Microsoft Defender for Endpointを利用するワークステーション/エンドポイント全般。特に、自動デバイス隔離機能を有効化する設定変更が必要となる。(対象バージョンは要確認)。ネットワーク接続制御の範囲(どの外部通信が遮断され、どのサービスアクセスが維持されるか)の設定レビューが必要。

重要度

★★★★★

対象者

  • セキュリティ担当者
  • M365管理者
  • Entra管理者
  • Windows管理者
  • ネットワーク管理者

優先度

早めに対応

優先度の理由

本機能は、初期侵入段階で攻撃の進行を阻止する非常に重要な自動防御策です。
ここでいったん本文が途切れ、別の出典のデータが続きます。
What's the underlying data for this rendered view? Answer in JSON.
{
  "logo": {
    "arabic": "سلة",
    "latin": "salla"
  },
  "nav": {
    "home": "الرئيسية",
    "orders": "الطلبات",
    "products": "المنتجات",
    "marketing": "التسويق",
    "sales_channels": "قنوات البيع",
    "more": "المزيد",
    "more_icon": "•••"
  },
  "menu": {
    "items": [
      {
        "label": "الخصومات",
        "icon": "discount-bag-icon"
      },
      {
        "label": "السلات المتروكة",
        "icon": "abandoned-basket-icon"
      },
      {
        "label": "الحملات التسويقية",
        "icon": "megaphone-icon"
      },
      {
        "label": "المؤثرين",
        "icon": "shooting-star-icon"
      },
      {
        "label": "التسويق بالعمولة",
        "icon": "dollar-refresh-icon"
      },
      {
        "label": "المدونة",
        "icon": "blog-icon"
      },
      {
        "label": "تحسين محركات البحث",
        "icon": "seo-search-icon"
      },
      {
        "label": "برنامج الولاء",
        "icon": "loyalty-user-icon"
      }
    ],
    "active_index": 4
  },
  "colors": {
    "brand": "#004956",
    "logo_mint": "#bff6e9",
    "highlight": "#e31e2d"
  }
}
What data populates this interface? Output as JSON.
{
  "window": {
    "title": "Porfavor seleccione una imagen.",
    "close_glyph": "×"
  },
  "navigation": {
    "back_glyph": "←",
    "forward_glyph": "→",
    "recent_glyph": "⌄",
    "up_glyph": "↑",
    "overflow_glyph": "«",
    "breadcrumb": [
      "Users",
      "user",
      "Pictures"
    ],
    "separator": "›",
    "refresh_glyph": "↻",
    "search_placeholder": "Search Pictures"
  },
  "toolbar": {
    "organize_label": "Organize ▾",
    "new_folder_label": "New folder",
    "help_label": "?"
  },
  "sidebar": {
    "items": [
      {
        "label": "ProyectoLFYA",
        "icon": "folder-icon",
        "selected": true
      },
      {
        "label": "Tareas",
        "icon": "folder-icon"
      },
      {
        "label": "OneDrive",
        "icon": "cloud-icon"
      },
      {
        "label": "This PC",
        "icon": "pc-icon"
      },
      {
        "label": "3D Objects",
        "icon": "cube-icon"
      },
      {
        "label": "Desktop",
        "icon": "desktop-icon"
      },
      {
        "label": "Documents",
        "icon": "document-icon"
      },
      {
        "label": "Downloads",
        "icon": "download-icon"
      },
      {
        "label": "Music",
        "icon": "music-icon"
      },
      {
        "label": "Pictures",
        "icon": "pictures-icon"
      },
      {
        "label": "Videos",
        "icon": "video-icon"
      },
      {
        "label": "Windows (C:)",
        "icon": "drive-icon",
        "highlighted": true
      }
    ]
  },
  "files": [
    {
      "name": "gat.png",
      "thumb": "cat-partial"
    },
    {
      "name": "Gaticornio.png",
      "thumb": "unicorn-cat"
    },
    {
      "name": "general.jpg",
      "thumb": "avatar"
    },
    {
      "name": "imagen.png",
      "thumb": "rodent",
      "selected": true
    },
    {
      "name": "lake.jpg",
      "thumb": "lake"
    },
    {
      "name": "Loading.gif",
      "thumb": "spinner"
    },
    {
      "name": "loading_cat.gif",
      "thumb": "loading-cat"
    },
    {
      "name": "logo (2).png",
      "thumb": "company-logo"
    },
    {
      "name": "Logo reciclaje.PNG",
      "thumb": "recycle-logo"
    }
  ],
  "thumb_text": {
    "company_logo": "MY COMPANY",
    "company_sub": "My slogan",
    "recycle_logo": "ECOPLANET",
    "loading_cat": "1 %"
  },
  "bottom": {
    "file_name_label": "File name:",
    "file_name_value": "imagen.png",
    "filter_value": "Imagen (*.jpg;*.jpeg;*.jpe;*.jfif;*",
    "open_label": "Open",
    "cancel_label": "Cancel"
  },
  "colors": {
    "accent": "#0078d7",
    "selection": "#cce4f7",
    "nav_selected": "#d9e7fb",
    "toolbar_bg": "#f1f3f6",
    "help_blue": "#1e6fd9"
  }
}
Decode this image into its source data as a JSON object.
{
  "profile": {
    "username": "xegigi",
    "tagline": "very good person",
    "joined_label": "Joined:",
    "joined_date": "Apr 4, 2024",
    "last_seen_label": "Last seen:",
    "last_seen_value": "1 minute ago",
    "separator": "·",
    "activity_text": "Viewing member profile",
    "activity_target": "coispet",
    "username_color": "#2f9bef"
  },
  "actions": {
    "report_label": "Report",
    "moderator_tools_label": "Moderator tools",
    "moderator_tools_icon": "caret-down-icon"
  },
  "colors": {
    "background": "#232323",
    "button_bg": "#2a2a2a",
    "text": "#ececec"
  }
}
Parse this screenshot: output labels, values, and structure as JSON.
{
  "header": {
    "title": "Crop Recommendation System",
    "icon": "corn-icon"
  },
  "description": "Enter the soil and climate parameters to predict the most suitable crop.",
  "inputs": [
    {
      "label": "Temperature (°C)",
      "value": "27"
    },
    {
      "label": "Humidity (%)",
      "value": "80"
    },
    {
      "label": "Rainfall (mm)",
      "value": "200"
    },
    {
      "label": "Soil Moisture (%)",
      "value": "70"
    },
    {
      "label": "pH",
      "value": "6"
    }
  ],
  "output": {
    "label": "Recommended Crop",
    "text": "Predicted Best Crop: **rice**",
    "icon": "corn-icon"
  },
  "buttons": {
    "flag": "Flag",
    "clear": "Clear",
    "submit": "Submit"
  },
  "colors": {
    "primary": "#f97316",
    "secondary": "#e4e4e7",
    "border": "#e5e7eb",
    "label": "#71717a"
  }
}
現在利用しているDefender for Endpoint環境で対応可能か(ライセンス・導入状況)を確認し、可能な限り早期に有効化することが推奨されます。ただし、隔離による業務影響があるため、本番適用前にテスト環境での検証が必須です。

確認手順

  • Microsoft Defender for Endpointの管理ポータルにログインし、「攻撃遮断」機能および「デバイス分離」設定項目を確認する。
  • 現在のセキュリティポリシーにおいて、デバイス隔離のトリガーとなる信頼度の閾値(99%)や対象範囲の設定状況をレビューする。
  • 模擬的な脅威シミュレーション環境または検証用端末を設定し、実際の自動隔離プロセスが意図通りに動作するかテストを実施する。
  • 隔離状態でも必要なセキュリティサービスへアクセスできる「選択的分離」の例外設定リストを洗い出し、業務要件と照合して確認する。

推奨対応

  • まず自社のMicrosoft Defender for Endpointの導入状況およびライセンスを確認し、デバイス自動隔離機能が利用可能か検証してください。
  • 本番環境に適用する前に、小規模なテストグループを対象としてデバイス分離機能を試行し、業務への影響(特にネットワークアクセスの例外)がないかを徹底的に確認することが最も重要です。手順書化を進めるべきです。
  • セキュリティポリシーの設計を見直し、ユーザーIDによる制御だけでなく、エンドポイントレベルでのライフサイクル管理と通信制御を組み合わせた多層防御戦略を採用することを検討してください。